Quietly, and seemingly overnight, Reddit has become one of the biggest crypto-art marketplaces—and it did so by avoiding the acronym NFT.
Earlier this month, Reddit CPO Pali Bhat revealed that 3 million users have created Vaults—the site’s name for a blockchain wallet—since the company launched the product this summer. Of those, an estimated 2.5 million were set up to purchase Reddit’s own Avatars—the site’s name for profile picture-style NFTS—he explained.
That means that Reddit, which just formally entered the crypto-collectible space this summer, already has more users than OpenSea, one of the most established NFT platforms, has active accounts.

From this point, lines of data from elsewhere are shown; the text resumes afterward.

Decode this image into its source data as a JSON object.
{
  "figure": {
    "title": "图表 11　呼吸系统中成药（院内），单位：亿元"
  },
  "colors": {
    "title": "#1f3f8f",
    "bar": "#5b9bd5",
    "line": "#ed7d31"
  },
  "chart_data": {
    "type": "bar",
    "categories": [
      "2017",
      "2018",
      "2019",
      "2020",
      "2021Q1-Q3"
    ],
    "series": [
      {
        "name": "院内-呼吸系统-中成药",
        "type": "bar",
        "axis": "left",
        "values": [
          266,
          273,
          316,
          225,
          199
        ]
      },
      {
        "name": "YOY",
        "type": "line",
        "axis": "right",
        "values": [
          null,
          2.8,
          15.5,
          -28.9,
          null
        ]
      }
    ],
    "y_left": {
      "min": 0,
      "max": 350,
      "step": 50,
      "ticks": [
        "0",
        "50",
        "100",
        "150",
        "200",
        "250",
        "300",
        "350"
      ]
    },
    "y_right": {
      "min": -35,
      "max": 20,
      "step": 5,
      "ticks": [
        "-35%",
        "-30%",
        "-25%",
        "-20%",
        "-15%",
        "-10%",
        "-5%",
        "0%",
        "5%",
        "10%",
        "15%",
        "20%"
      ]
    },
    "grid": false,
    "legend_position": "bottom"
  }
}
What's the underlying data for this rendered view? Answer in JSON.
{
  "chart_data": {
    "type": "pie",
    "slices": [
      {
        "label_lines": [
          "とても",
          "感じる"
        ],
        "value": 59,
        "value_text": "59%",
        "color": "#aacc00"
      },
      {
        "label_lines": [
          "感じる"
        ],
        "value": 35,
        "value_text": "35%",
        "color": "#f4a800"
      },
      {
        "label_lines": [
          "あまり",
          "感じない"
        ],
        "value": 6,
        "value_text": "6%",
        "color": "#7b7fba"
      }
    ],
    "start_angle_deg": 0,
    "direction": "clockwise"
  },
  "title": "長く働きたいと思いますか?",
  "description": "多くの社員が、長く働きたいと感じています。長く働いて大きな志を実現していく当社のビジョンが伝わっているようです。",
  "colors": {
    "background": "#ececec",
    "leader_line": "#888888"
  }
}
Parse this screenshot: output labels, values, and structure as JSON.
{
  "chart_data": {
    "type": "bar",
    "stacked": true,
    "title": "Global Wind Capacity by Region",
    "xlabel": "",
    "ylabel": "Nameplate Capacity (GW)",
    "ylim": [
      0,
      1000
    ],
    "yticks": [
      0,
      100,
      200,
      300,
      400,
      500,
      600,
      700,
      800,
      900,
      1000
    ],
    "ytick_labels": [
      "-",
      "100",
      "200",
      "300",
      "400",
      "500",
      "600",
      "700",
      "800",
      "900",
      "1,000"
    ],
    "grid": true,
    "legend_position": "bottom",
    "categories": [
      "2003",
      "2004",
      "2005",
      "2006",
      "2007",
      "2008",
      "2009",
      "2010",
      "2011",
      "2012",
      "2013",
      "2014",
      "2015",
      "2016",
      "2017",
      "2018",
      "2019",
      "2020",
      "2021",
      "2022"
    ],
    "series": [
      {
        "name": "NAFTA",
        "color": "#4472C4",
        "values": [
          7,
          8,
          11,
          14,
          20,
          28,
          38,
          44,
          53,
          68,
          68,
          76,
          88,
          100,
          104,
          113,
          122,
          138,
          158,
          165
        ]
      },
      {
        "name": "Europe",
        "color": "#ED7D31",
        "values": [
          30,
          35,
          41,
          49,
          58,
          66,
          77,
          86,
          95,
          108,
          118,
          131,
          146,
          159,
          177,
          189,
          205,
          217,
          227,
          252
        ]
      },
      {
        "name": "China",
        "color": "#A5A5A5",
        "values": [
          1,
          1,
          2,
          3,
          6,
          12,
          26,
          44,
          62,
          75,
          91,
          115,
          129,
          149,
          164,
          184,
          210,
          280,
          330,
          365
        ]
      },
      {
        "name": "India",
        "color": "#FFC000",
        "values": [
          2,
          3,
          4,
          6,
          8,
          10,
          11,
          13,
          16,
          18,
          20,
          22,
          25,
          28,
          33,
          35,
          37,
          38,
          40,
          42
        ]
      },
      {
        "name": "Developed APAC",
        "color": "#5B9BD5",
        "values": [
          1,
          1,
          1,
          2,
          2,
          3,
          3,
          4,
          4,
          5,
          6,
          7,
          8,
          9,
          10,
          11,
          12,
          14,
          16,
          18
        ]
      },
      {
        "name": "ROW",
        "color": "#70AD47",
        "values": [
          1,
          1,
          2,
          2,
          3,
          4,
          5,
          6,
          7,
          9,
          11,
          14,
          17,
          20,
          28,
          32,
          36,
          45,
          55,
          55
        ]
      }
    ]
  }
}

It’s an impressive feat, especially considering the dramatic depreciation of cryptocurrency and blockchain collectibles in 2022. (Last month, Bloomberg reported that trading volumes in NFTS have plummeted 97% from a record high in January.) And it’s one that other major social media platforms are surely monitoring with slavering mouths. Meta, the company that owns Facebook and Instagram, is considering launching its own marketplace, too.
A caveat comes attached to Reddit’s achievement, however. In August, the company dumped free Avatars into the vaults of high-profile Redditors—a not-so-subtle ploy meant to encourage the website’s users to open new accounts.
Reddit unveiled its marketplace in July of this year. It was marketed as a kind of populist platform, targeting crypto-curious audiences who otherwise felt a barrier to entry into the world. Instead of NFTs, the company offered Avatars (the original collection was based on variations of Reddit’s logo); instead of wallets, Vaults. Collectibles were priced at low, fixed rates—$9.99, $24.99, $49.99, etc.—and could be purchased via credit card.
The company established the new service on Polygon, an Ethereum-compatible blockchain chosen for “its low cost transactions and sustainability commitments,” per a recent press release.
To date, cumulative sales of Reddit Avatars have topped $6.5 million, according to information from Dune analytics.